France, the eurozone’s second-largest economy after Germany, imposed a nationwide stay-at-home order since March 17. The lockdown will last until at least April 15. One month of confinement would cost France around 3 points of GDP over a year, and two months of confinement around 6 points, according to French Statistics Agency INSEE.

French President Emmanuel Macron warned his fellow EU leaders that the coronavirus outbreak risked undoing the bloc’s central pillars if they failed to show solidarity in this crisis. “What’s at stake is the survival of the European project,” he said.

Achim Truger, a member of the German Council of Economic Experts, said that he believes that coronabonds are necessary to prevent a collapse of the euro:

“All countries in Europe are being hit by the epidemic — Italy and Spain particularly hard. All countries, including Germany, must therefore be able to make the necessary health expenditures and take measures to bridge the economic crisis. This is only possible through additional government debt, and this must be guaranteed to prevent another euro crisis. If the debt loads of Italy and Spain rise sharply, they will be pushed into budget cuts, thus economic, social and political crises, which would ultimately lead to a sovereign debt crisis and a collapse of the euro and the EU. Therefore, there must now be a joint, solidarity-based solution.”

Oliver Hartwich, a German economist and prominent commentator on European affairs who is the Executive Director of the Wellington-based think tank The New Zealand Initiative, summed up the European predicament:

“Today, not a single European country is doing well which means there is limited willingness for European countries to come to each other’s aid. They are busy dealing with their own crises.
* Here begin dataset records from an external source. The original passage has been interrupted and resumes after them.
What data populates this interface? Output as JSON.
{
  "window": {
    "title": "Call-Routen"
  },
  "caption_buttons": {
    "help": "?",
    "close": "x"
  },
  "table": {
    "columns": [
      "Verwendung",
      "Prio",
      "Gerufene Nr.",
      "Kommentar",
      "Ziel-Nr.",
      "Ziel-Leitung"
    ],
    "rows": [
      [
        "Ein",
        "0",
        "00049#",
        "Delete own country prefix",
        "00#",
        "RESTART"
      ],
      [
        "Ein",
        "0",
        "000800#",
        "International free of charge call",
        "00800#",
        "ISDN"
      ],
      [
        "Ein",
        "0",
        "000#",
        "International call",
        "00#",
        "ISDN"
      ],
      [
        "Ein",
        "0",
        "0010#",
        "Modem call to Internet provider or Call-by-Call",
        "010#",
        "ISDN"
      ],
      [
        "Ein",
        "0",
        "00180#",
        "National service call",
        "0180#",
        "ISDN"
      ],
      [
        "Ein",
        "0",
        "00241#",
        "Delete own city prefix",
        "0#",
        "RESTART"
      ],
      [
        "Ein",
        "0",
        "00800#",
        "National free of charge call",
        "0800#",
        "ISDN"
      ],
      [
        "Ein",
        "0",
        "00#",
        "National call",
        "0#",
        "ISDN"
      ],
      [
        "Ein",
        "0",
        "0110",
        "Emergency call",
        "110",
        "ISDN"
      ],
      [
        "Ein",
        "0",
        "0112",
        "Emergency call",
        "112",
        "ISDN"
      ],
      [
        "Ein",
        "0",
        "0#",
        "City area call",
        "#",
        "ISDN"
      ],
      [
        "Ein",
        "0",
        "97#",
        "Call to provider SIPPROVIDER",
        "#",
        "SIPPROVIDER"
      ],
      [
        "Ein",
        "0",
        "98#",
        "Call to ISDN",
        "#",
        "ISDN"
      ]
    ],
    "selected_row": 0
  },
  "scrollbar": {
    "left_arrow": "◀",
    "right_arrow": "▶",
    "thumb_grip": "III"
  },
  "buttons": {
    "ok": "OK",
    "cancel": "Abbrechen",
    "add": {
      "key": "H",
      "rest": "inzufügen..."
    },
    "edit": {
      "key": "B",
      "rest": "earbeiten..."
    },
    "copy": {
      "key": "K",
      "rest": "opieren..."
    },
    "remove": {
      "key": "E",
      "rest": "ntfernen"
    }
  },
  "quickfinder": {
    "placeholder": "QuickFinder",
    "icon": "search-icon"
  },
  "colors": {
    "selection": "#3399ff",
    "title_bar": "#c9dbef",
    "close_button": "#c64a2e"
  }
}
Just witness how Italy has been left alone with its crisis by Europe and now rather gets its medical support from China….

“An almighty economic earthquake is in the making. In a few weeks or months, several large European economies will require bailout and assistance packages. These will be several times larger than anything Europe has seen. Yet no country, central bank or institution will be eager or even able to provide them. Even the gargantuan sums on the table now will not be enough.

“Incidentally, forget about the International Monetary Fund. It was already stretched when it got involved with Greece last time. It cannot bail out all of Europe when the euro collapses.”

Soeren Kern is a Senior Fellow at the New York-based Gatestone Institute.